GTK Gliwice było w stanie toczyć wyrównaną walkę z mistrzem Polski tylko przez 24 minuty. Potem gospodarze włączyli kolejny bieg i totalnie zdominowali przebieg wydarzeń na parkiecie. Zespół Igora Milicicia wygrał aż 118:74.
Przed meczem wszyscy zastanawiali się, jakie oblicze Anwilu zobaczą na parkiecie we Włocławku...
Początek dla miejscowych był obiecujący, ale GTK szybko pozbyło się kompleksów – odważne rzuty zza łuku Milivoje Mijovicia i Brandona Tabba wpadły do kosza i wtedy goście objęli prowadzenie. Podrażnieni koszykarze mistrza Polski zintensyfikowali więc starania w ataku i raz po raz piłka wpadała do kosza.
Anwil szukał także innych rozwiązań – aktywnie zaczął korzystać z zawodników podkoszowych. Dobre momenty mieli Milovanović, Freimanis oraz Szewczyk. W GTK dobrze na parkiet wprowadził się za to Diduszko.
W końcówce pierwszej kwarty w szeregach włocławian pojawił się Tony Wroten. Największa gwiazda w talii trenera Milicicia szybko pokazała, na co ją stać. Dynamiczne wejścia Amerykanina w polach trzech sekund były nie do zatrzymania, przez co GTK nie mogło odskoczyć na więcej niż cztery punkty różnicy.
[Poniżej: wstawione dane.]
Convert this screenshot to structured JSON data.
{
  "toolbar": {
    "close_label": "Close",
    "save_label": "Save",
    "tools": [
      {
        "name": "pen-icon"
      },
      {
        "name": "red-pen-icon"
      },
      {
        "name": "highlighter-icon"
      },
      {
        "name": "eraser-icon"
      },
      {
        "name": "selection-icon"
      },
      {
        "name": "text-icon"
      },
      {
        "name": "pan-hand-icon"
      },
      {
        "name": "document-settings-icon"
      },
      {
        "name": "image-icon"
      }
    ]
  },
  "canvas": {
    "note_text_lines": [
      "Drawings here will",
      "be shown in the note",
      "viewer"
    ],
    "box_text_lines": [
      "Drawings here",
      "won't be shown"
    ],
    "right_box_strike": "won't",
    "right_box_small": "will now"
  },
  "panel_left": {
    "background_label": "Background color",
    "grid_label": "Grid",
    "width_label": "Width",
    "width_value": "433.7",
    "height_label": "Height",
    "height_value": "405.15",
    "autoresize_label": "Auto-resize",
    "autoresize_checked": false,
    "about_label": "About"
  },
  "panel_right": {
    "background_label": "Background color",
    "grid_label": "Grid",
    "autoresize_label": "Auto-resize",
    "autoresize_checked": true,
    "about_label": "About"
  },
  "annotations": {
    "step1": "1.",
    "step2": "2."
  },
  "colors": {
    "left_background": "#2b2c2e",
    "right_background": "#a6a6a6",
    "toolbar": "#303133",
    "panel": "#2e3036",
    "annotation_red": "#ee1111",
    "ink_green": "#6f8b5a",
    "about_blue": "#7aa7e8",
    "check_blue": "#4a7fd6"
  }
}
Po drugiej stronie parkietu wprawdzie dobrze prezentował się Payton Henson, gospodarze zaczęli jednak stopniowo odjeżdżać. Aż 11 zbiórek w ataku w pierwszej połowie pozwoliło im ponawiać akcje i powiększać przewagę. Po skutecznym wejściu pod kosz Chrisa Dowego było już 55: 41.
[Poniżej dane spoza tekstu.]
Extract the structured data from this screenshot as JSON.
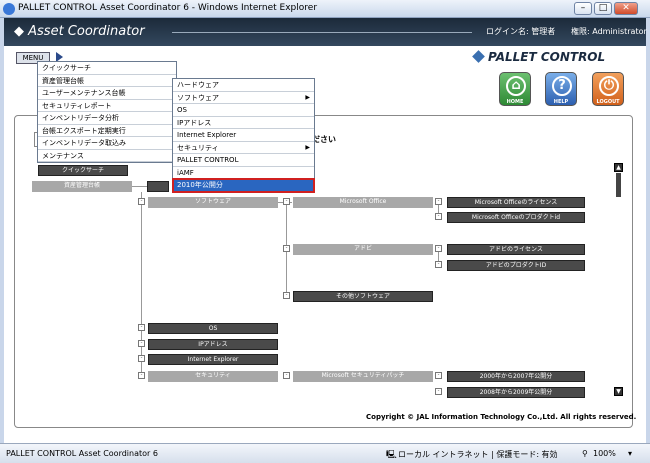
{
  "window": {
    "title": "PALLET CONTROL Asset Coordinator 6 - Windows Internet Explorer",
    "min": "–",
    "max": "□",
    "close": "✕"
  },
  "header": {
    "logo": "Asset Coordinator",
    "login": "ログイン名: 管理者",
    "role": "権限: Administrator"
  },
  "menu_label": "MENU",
  "brand": "PALLET CONTROL",
  "buttons": {
    "home": "HOME",
    "help": "HELP",
    "logout": "LOGOUT",
    "home_icon": "⌂",
    "help_icon": "?",
    "logout_icon": "⏻"
  },
  "main_menu": [
    "クイックサーチ",
    "資産管理台帳",
    "ユーザーメンテナンス台帳",
    "セキュリティレポート",
    "インベントリデータ分析",
    "台帳エクスポート定期実行",
    "インベントリデータ取込み",
    "メンテナンス"
  ],
  "sub_menu": [
    "ハードウェア",
    "ソフトウェア",
    "OS",
    "IPアドレス",
    "Internet Explorer",
    "セキュリティ",
    "PALLET CONTROL",
    "iAMF",
    "2010年公開分"
  ],
  "sub_arrows": [
    "▶",
    "▶"
  ],
  "bg_hint": "ださい",
  "tree": {
    "quick": "クイックサーチ",
    "ledger": "資産管理台帳",
    "software": "ソフトウェア",
    "msoffice": "Microsoft Office",
    "ms_license": "Microsoft Officeのライセンス",
    "ms_product": "Microsoft Officeのプロダクトid",
    "adobe": "アドビ",
    "adobe_license": "アドビのライセンス",
    "adobe_product": "アドビのプロダクトID",
    "other_sw": "その他ソフトウェア",
    "os": "OS",
    "ip": "IPアドレス",
    "ie": "Internet Explorer",
    "security": "セキュリティ",
    "ms_patch": "Microsoft セキュリティパッチ",
    "y2000": "2000年から2007年公開分",
    "y2008": "2008年から2009年公開分"
  },
  "scroll": {
    "up": "▲",
    "down": "▼"
  },
  "copyright": "Copyright © JAL Information Technology Co.,Ltd. All rights reserved.",
  "status": {
    "left": "PALLET CONTROL Asset Coordinator 6",
    "zone": "ローカル イントラネット | 保護モード: 有効",
    "zoom": "100%",
    "zoom_icon": "⚲",
    "arrow": "▾"
  }
}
Po przerwie gliwiczanie do gry nie wrócili. Próbował jeszcze szarpać Mijović, ale osamotniony niewiele mógł zdziałać. Z kolei zawodnicy Anwilu rozpędzali się coraz bardziej, z ogromną łatwością punktowali Ricky Ledo i Simon. Amerykański duet trafiał jak szalony, przewaga zespołu Milicicia rosła w zastraszającym tempie.
GTK kompletnie się pogubiło, kolejne nieudane akcje naszych koszykarzy tylko napędzały miejscowych. A gdy na parkiecie ponownie pojawił się Wroten, dramat zespołu Pawła Turkiewicza był pewny. Rozgrywający Anwilu niczym czołg wbijał się w strefę podkoszową.
Ostatecznie GTK przegrało różnicą aż 44 punktów, odnosząc najwyższą porażkę w historii występów Ekstraklasie.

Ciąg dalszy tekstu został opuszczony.